岑礼内心忍不住泛起了一阵恶心。这么听起来那个人似乎精神有问题,做的这些都非常人之举,他好似沉浸在某一种自己设定的情境中无法自拔,因此害苦了齐溪。
“这,这也太恶心了!”哪知叶超的反应同岑礼一样,他都有按捺不住想拔枪对准那变态的冲动了。这么些年,一直有个陌生人尾随其后,竟然还进了家门,想想这是一种何等可怕的心机!
陆江吟也没想过那些不起眼的小事竟然就这样一点一滴拼凑起了整个故事。这个故事中的他经受了丧母之痛,他以为没人会再承受这样相等的痛苦。直到明了案件背后的所有,他才知最难受的是齐溪。
“这不就是个无解的案子吗?齐叔死了、齐石良又早就死了。到头来还不是一样?”叶超摊手叹息,“齐叔为了保全齐家的声誉,为了让齐溪不至于被你们家拒之门外,他……确实用心良苦。”
“还有一个至关重要的理由。知道齐石良杀人的不只有齐叔,还有假冒齐石良的人。也是因为如此,齐叔不敢拆穿他。连我们都看出来齐石良口味大变,连语言习惯都变了,齐叔不可能不知道。”
叶超抱头暗暗想了许久,总觉得胸中有股无处发泄的浊气。两三分钟后他站起了身,对岑礼说:“岑医生,江吟就交给你了。”又同陆江吟说,“剩下的我来处理。”

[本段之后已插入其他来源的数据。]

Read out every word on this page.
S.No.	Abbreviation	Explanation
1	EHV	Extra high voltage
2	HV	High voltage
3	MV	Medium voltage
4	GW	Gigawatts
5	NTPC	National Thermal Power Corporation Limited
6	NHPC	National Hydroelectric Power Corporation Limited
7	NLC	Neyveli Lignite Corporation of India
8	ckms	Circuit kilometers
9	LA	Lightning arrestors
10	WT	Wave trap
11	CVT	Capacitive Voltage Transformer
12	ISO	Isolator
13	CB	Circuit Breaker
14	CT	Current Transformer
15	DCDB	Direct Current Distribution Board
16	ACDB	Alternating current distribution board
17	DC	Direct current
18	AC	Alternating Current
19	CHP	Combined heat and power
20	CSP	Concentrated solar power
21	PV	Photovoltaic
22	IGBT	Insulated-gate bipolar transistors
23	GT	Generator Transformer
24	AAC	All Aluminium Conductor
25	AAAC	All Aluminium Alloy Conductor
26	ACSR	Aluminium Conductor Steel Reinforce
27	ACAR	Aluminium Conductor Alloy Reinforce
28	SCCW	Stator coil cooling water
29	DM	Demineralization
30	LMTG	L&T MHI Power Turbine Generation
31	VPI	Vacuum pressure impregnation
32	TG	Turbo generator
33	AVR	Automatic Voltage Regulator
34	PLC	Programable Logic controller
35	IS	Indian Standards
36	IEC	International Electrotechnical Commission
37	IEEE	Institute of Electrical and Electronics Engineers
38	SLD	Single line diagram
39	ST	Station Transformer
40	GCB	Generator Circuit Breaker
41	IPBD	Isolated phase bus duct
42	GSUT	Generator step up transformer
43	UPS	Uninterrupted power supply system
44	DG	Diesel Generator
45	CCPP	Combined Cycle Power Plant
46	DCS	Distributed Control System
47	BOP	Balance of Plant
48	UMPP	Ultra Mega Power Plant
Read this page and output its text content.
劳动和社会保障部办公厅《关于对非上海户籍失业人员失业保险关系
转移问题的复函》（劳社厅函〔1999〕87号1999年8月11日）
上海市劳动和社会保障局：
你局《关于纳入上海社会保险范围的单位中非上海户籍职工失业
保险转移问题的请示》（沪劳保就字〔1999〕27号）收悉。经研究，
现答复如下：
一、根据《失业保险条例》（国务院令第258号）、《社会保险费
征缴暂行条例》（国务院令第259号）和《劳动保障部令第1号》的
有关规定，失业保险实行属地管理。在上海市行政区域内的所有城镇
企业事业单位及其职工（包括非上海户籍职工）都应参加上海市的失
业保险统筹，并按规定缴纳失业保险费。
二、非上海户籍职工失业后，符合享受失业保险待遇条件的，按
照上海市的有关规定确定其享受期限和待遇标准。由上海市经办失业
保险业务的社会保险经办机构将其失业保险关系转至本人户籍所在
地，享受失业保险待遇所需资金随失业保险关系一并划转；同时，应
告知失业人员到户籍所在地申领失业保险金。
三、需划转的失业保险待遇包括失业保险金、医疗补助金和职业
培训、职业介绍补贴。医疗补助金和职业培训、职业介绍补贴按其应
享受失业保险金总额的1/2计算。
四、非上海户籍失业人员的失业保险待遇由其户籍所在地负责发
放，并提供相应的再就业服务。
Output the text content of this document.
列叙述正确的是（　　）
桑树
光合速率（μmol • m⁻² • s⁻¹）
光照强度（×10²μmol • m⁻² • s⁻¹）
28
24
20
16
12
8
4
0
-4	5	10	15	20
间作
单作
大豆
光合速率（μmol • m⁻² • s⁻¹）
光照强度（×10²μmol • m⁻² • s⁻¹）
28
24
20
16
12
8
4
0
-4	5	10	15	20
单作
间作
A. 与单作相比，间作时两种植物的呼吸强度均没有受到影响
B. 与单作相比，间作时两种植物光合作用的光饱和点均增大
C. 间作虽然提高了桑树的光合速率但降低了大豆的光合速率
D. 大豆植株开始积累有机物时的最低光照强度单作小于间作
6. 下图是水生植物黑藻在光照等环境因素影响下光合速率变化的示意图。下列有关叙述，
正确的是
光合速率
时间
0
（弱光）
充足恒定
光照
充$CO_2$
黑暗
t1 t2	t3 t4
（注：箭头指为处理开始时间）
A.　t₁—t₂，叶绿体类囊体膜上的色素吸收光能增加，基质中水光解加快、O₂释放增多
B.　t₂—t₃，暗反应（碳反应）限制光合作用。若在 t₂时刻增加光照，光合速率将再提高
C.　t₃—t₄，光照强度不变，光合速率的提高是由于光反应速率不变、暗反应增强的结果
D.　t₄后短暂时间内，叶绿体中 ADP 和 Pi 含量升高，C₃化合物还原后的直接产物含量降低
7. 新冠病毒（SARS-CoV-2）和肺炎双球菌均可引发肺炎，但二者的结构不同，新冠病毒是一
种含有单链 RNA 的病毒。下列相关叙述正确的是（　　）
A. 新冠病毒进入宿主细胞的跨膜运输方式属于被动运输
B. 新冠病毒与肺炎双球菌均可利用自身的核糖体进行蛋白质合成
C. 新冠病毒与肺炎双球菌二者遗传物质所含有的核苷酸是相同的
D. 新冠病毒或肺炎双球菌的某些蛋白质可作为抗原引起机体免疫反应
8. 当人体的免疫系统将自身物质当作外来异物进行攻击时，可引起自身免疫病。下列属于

陆江吟始终不放心:“我要和你一起去。齐溪比我早知道这一切,她发现了齐石良的尸体却不告诉我,就是担心我会出意外。现在我担心她……”
“好好担心自己吧。”岑礼总算是找到了说话的契机,“你就算去了也帮不上忙。说了这么些话你也该累了,休息吧。”
叶超安慰陆江吟:“如果真如你所说,那个冒名顶替的人是因为喜欢齐溪才做出这一系列事情来。那我想,他暂时应该不会伤害齐溪。”
本是安慰陆江吟的话,可岑礼一听便下意识地反驳:“你别小瞧了这种人。如今所有谎言都被拆穿,他的面具也戴不住了,很有可能玉石俱焚。”
“你脑子没事吧,岑医生?”叶超挤眉弄眼地不断暗示岑礼,“有这个说闲话的工夫也检查检查自己的精神问题吧。”
陆江吟在他们拌嘴的时候,已经拿起叶超带来的干净的外套披上了,他看着岑礼道:“别只在医院照顾我,直到我找到齐溪之前,你确保我不会昏死过去就行。”
叶超听了这话,暗地里就朝岑礼抡起了拳头。这医生真的是成事不足败事有余。但在这个节骨眼上,也没有多余的时间去浪费。当务之急应兵分两路,于是他打电话通知庆良带人根据陆江吟提供的地址去找齐石良的尸体,他们三人则直奔齐宅。